1. Librarse de la ilusión de que Israel resulta “útil” para Occidente
Muchas personas, especialmente entre la izquierda, persisten en la creencia de que Israel es solamente un peón de una estrategia capitalista o imperialista para controlar el Oriente Medio. Nada podría estar más lejos de la realidad. Israel no tiene ninguna utilidad para nadie ni para nada: sólo, si acaso, para satisfacer sus propias fantasías de dominación. No hay petróleo en Israel, o en Líbano, o en Golán, o en Gaza. Las llamadas guerras del petróleo, en 1991 y 2003, fueron libradas por EEUU sin la ayuda de Israel, y en 1991 con la explícita petición de los EEUU de que Israel se mantuviera al margen (porque la participación israelí podría haber socavado la coalición árabe con Washington). Para las petromonarquías prooccidentales y los regímenes árabes “moderados”, la ocupación israelí de tierras palestinas es una pesadilla que radicaliza más a sus poblaciones y daña su papel. Fue Israel, con sus políticas absurdas, quien provocó la creación de Hezbolá y de Hamás: Israel es indirectamente responsable de buena parte de los avances recientes del “Islam radical”.
Además, lo cierto es que los capitalistas, en conjunto, hacen más dinero en paz que en guerra. Solamente cabe comparar los beneficios obtenidos por los capitalistas occidentales en China o Vietnam desde que hay paz en esos países con los que hacían cuando la “China roja” estaba aislada y los EEUU libraban una guerra contra Vietnam.
A la mayoría de los capitalistas les importa un higo que el “pueblo” deba tener a Jerusalén como su “eterna capital”; de alcanzarse la paz, tendrían las manos libres para explotar en Cisjordania y en Gaza una fuerza de trabajo harta calificada que apenas tiene otras oportunidades.
Finalmente, cualquier ciudadano estadounidense preocupado por la influencia de su país en el mundo puede ver de forma bastante clara que convertir a miles de millones de musulmanes en enemigos con el único fin de satisfacer el capricho criminal israelí de turno dista por mucho de ser una inversión racional de futuro.
Muchos sedicentes marxistas cuentan, los primeros, entre quienes no ven a Israel sino como mera emanación de fenómenos tan generales como el capitalismo o el imperialismo (Marx mismo, huelga decirlo, fue harto más circunspecto en la cuestión de la determinación económica de los fenómenos políticos). Pero no rinde el menor servicio al pueblo palestino el mantenimiento de esas ficticias gedeonadas: en realidad, nos guste o no, el sistema capitalista está muy lejos de ser tan robusto como para jugarse la supervivencia en la ruleta de la ocupación judía de Cisjordania: Y conviene recordar que al capitalismo le ha ido francamente bien en Sudáfrica desde el fin del Apartheid.

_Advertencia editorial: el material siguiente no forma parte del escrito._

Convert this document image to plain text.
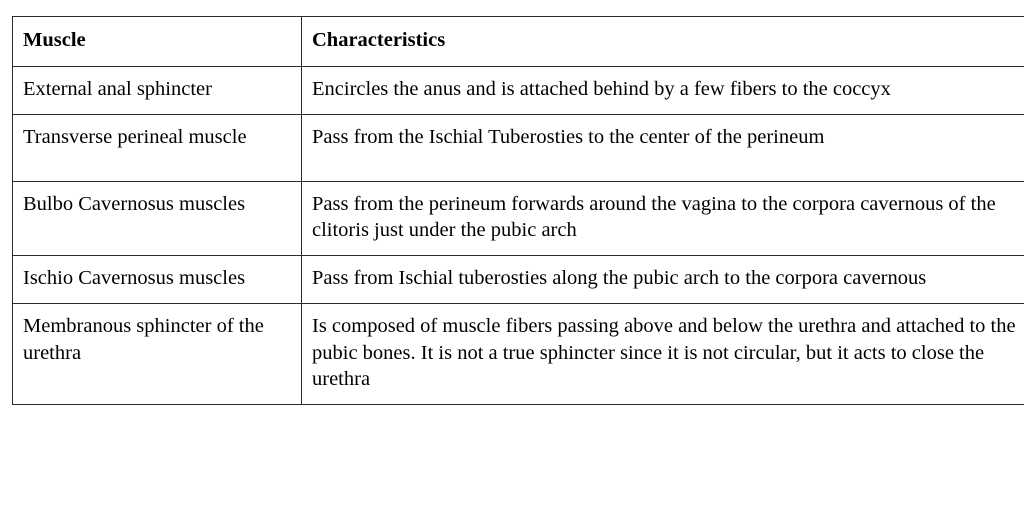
Muscle	Characteristics

External anal sphincter	Encircles the anus and is attached behind by a few fibers to the coccyx

Transverse perineal muscle	Pass from the Ischial Tuberosties to the center of the perineum

Bulbo Cavernosus muscles	Pass from the perineum forwards around the vagina to the corpora cavernous of the clitoris just under the pubic arch

Ischio Cavernosus muscles	Pass from Ischial tuberosties along the pubic arch to the corpora cavernous

Membranous sphincter of the urethra	Is composed of muscle fibers passing above and below the urethra and attached to the pubic bones. It is not a true sphincter since it is not circular, but it acts to close the urethra
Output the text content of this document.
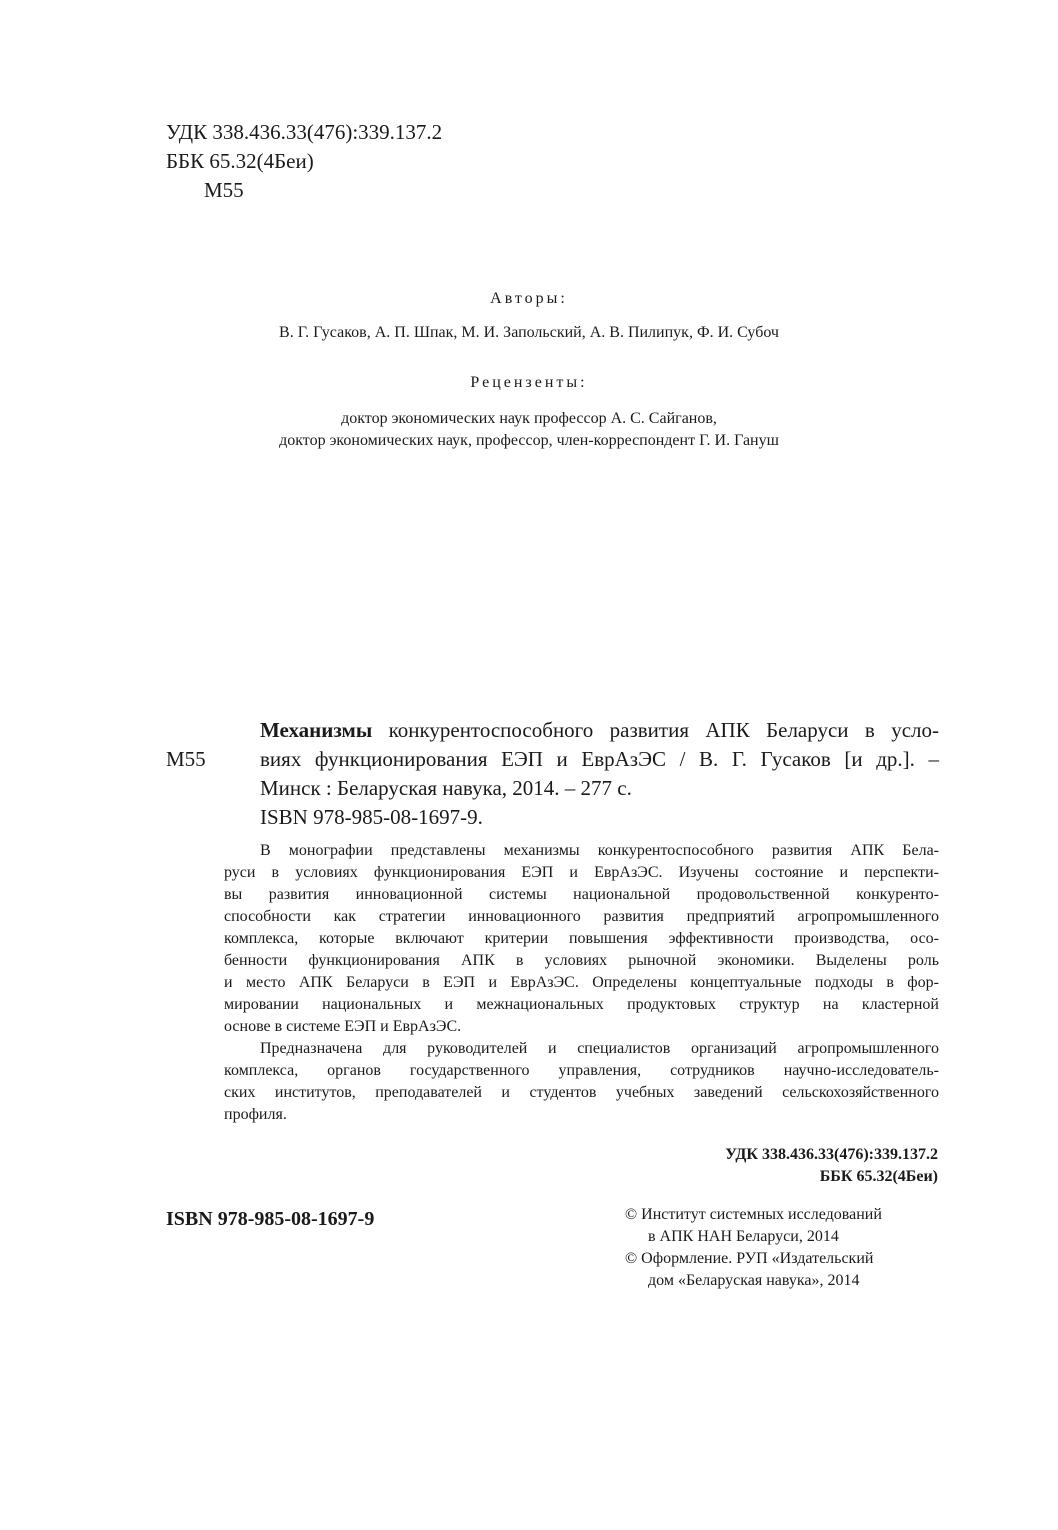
УДК 338.436.33(476):339.137.2
ББК 65.32(4Беи)
М55
Авторы:
В. Г. Гусаков, А. П. Шпак, М. И. Запольский, А. В. Пилипук, Ф. И. Субоч
Рецензенты:
доктор экономических наук профессор А. С. Сайганов,
доктор экономических наук, профессор, член-корреспондент Г. И. Гануш
М55
Механизмы конкурентоспособного развития АПК Беларуси в усло-
виях функционирования ЕЭП и ЕврАзЭС / В. Г. Гусаков [и др.]. –
Минск : Беларуская навука, 2014. – 277 с.
ISBN 978-985-08-1697-9.
В монографии представлены механизмы конкурентоспособного развития АПК Бела-
руси в условиях функционирования ЕЭП и ЕврАзЭС. Изучены состояние и перспекти-
вы развития инновационной системы национальной продовольственной конкуренто-
способности как стратегии инновационного развития предприятий агропромышленного
комплекса, которые включают критерии повышения эффективности производства, осо-
бенности функционирования АПК в условиях рыночной экономики. Выделены роль
и место АПК Беларуси в ЕЭП и ЕврАзЭС. Определены концептуальные подходы в фор-
мировании национальных и межнациональных продуктовых структур на кластерной
основе в системе ЕЭП и ЕврАзЭС.
Предназначена для руководителей и специалистов организаций агропромышленного
комплекса, органов государственного управления, сотрудников научно-исследователь-
ских институтов, преподавателей и студентов учебных заведений сельскохозяйственного
профиля.
УДК 338.436.33(476):339.137.2
ББК 65.32(4Беи)
ISBN 978-985-08-1697-9	© Институт системных исследований
в АПК НАН Беларуси, 2014
© Оформление. РУП «Издательский
дом «Беларуская навука», 2014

2. Permitir a los no judíos dar su opinión sobre Israel
Si el apoyo a Israel no se funda en intereses estratégicos o económicos, ¿por qué la clase política y los medios de comunicación aceptan pasivamente todo lo que Israel hace? Muchas personas pueden sentirse despreocupadas por lo que ocurre en un lejano país. Pero esto no se aplica a los líderes formadores de opinión, que nunca descansan en sus críticas a las pretendidas maldades políticas de Venezuela, Cuba, Sudán, Irán, Hezbolá, Hamás, Siria, Islam, Serbia, Rusia o China. Ni siquiera los más infundados rumores y las más ciclópeas exageraciones se libran de una persistente e insidiosa repetición. Sólo Israel ha de ser tratado con guantes de seda.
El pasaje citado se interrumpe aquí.